Deep-learning innovation secures semiconductors against counterfeit chips

The Purdue method is called RAPTOR, or residual attention-based processing of tampered optical responses. It leverages deep learning to identify tampering. It improves upon traditional methods, which face challenges in scalability and discriminating between natural degradation and adversarial tampering.

Alexander Kildishev, professor in the Elmore Family School of Electrical and Computer Engineering, leads a team whose research was published in the peer-reviewed journal Advanced Photonics.

"Our scheme opens a large opportunity for the adoption of deep learning-based anti-counterfeit methods in the semiconductor industry," he said.

Kildishev disclosed RAPTOR to the Purdue Innovates Office of Technology Commercialization, which has applied for patents to protect the intellectual property. Industry partners interested in developing or commercializing RAPTOR should contact Will Buchanan, assistant director of business development and licensing -- physical sciences about track code 70652.

Drawbacks in detecting counterfeit chips

Kildishev said the semiconductor industry has grown into a $500 billion global market over the last 60 years. However, it is grappling with dual challenges: a profound shortage of new chips and a surge of counterfeit chips, introducing substantial risks of malfunction and unwanted surveillance.

"The latter inadvertently gives rise to a $75 billion counterfeit chip market that jeopardizes safety and security across multiple sectors dependent on semiconductor technologies, such as aviation, communication, quantum, artificial intelligence and personal finance," he said.

Kildishev said several techniques have been created to affirm semiconductor authenticity and detect counterfeit chips.

"These techniques largely leverage physical security tags baked into the chip functionality or packaging," he said. "Central to many of these methods are physical unclonable functions (PUFs), which are unique physical systems that are difficult for adversaries to replicate either because of economic constraints or inherent physical properties."

Optical PUFs, which capitalize on the distinct optical responses of random media, are especially promising.

"However, there are significant challenges in achieving scalability and maintaining accurate discrimination between adversarial tampering and natural degradation, such as physical aging at higher temperatures, packaging abrasions and humidity impact," Kildishev said.

Creating Purdue's RAPTOR

Kildishev and his team drew inspiration for RAPTOR from the capabilities of deep-learning models.

"RAPTOR is a novel deep-learning approach, a discriminator that identifies tampering by analyzing gold nanoparticle patterns embedded on chips," he said. "It is robust under adversarial tampering features such as malicious package abrasions, compromised thermal treatment and adversarial tearing."

Yuheng Chen, a doctoral student in Kildishev's group, said RAPTOR uses the distance matrix verification of gold nanoparticles.

"The gold nanoparticles are randomly and uniformly distributed on the chip sample substrate, but their radii are normally distributed.
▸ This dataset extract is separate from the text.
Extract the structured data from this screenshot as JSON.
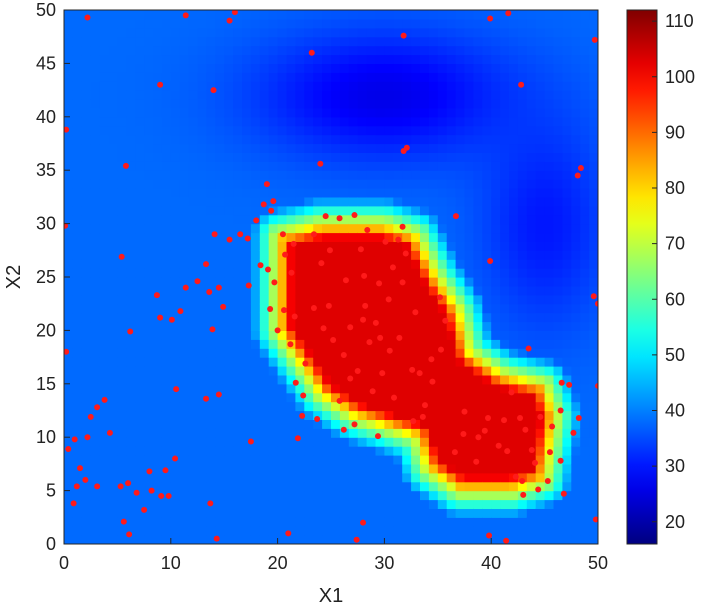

An original database of randomly positioned dark-field images is created through dark-field microscopy characterization," he said. "Gold nanoparticles can easily be measured using dark-field microscopy. This is a readily available technique that can integrate seamlessly into any stage of the semiconductor fabrication pipeline."

Blake Wilson, an alumnus of Kildishev's group, said, "RAPTOR uses an attention mechanism for prioritizing nanoparticle correlations across pre-tamper and post-tamper samples before passing them into a residual attention-based deep convolutional classifier. It takes nanoparticles in descending order of radii to construct the distance matrices and radii from the pre-tamper and post-tamper samples."

Validating Purdue's RAPTOR

The Purdue team tested RAPTOR's counterfeit detection capability by simulating the tampering behavior in nanoparticle systems. This included natural changes, malicious adversarial tampering, thermal fluctuations and varying degrees of random Gaussian translations of the nanoparticles.

"We have proved that RAPTOR has the highest average accuracy, correctly detecting tampering in 97.6% of distance matrices under worst-case scenario tampering assumptions," Wilson said. "This exceeds the performance of the previous methods -- Hausdorff, Procrustes and Average Hausdorff distance -- by 40.6%, 37.3%, and 6.4%, respectively."

Kildishev said the team is planning to collaborate with chip-packaging researchers to further innovate the nanoparticle embedding process and streamline the authentication steps.

"At the moment, RAPTOR is a proof of concept that demonstrates AI's great potential in the semiconductor industry," he said. "Ultimately, we want to convert it into a mature industry solution."

Other RAPTOR team members include Alexandra Boltasseva, the Ron and Dotty Garvin Tonjes Distinguished Professor in Electrical and Computer Engineering; Vladimir Shalaev, the Bob and Anne Burnett Distinguished Professor in Electrical and Computer Engineering; and current and former students Daksh Kumar Singh, Rohan Ojha, Jaxon Pottle and Michael Bezick.

The team has received support from the U.S. Department of Energy's Quantum Science Center, the National Science Foundation and the Elmore ECE Emerging Frontiers Center on the Crossroads of Quantum and AI.